Mara is a multifarious deity in Buddhist mythology, and a complex matrix of meaning in Buddhist psychology and doctrine. He is the sublime lord of deities identified with the ultimate estate of power and enjoyment in the world, but as the epitome of evil for those who would transcend the world. As the lord of the highest heaven of the phenomenal world, the Paranirmitavasavartin, his access to and enjoyment of worldly pleasures is inconceivable and without peer. His evil nature emerges in relation to those who rejects these worldly pleasures and seek transcendence of the samsara—the world of birth and death which is Mara’s own kingdom. (Clark)
All in all, it will prove to be a most interesting series.
See you soon!
Once when I was talking to my wife and mentioned Mara, she seemed embarassed by the word, so I asked her what is the matter. She told me that “mara” is a vulgarism for “vagina” in Japanese (so, like the C-word in English). I wonder if the two words are connected. A wild guess: the celibate monks who were tempted by the feminine, started using the demonic word as an euphemism for the female sexual organ (also: Japan was a very patriarchal society).
Interesting thought; although “Māra” had been around a lot longer before it reached the shores of Japan.
Yes, no doubt it predates its emergence in Japan. I just thought maybe it influenced that Japanese term. Sanskrit’s influence on Japanese language is much bigger than I once thought. So Japan was already influenced by Indo-European civilization before they met with “the West” (ie. UK/USA/Netherlands/Portugal, etc.) – What totally blew my mind was discovering that hiragana/katakana (the phonetic alphabet Japanese uses) was actually based on the siddham script for Sanskrit! Kukai created it. So the Japanese writing system is a mix of some derived Indian script and Chinese letters.

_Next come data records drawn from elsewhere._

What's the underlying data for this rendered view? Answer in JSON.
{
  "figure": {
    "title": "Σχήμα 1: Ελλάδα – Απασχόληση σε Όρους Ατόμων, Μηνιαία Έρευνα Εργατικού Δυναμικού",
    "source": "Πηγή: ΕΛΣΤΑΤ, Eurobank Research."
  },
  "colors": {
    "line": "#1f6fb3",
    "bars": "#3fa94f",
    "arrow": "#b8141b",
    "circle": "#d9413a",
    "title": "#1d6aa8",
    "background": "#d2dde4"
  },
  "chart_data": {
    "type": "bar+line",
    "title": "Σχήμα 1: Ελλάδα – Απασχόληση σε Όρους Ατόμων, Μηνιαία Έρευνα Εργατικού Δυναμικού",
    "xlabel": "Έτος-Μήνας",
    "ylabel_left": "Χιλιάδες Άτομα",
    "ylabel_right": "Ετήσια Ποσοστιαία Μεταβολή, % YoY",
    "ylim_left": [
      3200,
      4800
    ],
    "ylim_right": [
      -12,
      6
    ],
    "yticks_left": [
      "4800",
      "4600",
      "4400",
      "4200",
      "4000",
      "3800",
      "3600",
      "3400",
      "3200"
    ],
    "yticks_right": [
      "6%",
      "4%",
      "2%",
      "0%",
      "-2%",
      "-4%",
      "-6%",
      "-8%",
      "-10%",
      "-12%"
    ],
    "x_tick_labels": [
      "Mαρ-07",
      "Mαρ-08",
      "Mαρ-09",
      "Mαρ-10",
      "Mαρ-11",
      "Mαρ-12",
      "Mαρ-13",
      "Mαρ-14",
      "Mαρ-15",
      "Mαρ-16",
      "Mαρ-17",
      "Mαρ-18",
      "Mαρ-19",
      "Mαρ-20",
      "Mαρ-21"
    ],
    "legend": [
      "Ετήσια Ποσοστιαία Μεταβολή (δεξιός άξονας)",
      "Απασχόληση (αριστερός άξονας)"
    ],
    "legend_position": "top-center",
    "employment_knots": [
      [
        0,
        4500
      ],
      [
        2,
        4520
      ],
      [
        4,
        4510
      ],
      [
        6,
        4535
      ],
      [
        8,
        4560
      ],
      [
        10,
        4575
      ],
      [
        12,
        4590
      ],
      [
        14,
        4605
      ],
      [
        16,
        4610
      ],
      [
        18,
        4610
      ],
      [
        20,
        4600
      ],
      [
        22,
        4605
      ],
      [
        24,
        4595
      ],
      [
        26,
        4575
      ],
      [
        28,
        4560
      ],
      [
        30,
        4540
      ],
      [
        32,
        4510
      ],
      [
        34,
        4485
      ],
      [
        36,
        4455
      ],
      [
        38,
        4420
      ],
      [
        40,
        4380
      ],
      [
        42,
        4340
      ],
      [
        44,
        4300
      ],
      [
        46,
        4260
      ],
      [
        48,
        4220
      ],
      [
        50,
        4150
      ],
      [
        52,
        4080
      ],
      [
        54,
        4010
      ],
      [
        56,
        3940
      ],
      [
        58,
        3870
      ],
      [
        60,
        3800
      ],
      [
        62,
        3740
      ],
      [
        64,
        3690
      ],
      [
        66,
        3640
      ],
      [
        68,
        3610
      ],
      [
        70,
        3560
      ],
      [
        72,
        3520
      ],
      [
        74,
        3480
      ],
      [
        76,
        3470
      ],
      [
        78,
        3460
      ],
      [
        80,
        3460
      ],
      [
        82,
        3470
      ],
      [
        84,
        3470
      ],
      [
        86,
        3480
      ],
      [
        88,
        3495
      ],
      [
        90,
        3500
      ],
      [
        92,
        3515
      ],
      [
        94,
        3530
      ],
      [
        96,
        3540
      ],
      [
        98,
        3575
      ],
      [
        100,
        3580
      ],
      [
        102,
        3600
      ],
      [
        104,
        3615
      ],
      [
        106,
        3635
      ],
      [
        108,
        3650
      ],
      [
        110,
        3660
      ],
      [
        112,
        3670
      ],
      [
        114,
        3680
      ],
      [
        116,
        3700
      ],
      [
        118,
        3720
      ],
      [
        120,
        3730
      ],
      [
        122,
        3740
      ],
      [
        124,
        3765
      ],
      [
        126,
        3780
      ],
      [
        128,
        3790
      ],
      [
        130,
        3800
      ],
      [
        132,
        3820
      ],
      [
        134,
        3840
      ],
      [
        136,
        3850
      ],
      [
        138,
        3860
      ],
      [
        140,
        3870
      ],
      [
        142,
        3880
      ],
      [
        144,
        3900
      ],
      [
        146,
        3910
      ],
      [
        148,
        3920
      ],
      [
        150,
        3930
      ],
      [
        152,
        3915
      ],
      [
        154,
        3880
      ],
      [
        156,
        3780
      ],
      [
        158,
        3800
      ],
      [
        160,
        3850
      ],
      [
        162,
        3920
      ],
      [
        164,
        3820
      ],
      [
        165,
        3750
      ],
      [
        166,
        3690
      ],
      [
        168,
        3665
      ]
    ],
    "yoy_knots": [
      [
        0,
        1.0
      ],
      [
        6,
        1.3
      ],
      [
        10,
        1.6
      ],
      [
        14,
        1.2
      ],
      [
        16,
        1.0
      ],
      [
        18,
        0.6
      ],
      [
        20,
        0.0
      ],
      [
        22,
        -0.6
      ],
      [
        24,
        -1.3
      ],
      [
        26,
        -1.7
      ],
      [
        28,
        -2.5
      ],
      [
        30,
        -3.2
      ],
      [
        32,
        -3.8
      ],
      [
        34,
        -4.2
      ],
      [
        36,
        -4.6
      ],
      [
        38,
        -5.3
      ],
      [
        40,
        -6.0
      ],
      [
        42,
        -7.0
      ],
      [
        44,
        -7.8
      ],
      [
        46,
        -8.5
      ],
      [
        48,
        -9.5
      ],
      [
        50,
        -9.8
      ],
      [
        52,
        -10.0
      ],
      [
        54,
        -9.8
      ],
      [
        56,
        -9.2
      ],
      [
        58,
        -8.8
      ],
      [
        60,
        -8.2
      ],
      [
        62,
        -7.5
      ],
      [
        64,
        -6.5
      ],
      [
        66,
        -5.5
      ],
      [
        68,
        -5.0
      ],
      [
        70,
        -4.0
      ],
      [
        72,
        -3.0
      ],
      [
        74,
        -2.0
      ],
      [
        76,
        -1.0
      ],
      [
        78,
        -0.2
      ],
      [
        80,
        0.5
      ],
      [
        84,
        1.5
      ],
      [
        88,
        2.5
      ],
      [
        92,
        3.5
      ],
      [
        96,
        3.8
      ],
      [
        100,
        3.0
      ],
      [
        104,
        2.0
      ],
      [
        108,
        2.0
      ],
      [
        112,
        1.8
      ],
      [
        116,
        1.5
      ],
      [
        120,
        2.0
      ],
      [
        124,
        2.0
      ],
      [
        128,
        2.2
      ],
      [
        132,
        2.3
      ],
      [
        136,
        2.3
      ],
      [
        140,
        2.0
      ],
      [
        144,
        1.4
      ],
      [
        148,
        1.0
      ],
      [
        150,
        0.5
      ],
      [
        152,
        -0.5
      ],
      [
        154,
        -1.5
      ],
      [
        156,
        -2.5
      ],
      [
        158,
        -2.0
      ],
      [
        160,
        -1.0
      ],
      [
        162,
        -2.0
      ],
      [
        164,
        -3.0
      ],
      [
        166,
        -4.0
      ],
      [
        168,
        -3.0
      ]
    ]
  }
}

Also, etymologically for our purposes, we shall see that the term is closer to Pali and Sanskrit words indicating “death”. Hence the one causing death itself. Perhaps the Japanese had an interesting spin on the term–the vagina that brings both life AND death (samsara) into being.
I have always thought Mara to be closer, in an ontological sense, to the Gnostic Demiurge. That which fashions and maintains the illusion of the samsaric universe whilst being both part and product of the illusion it continually produces.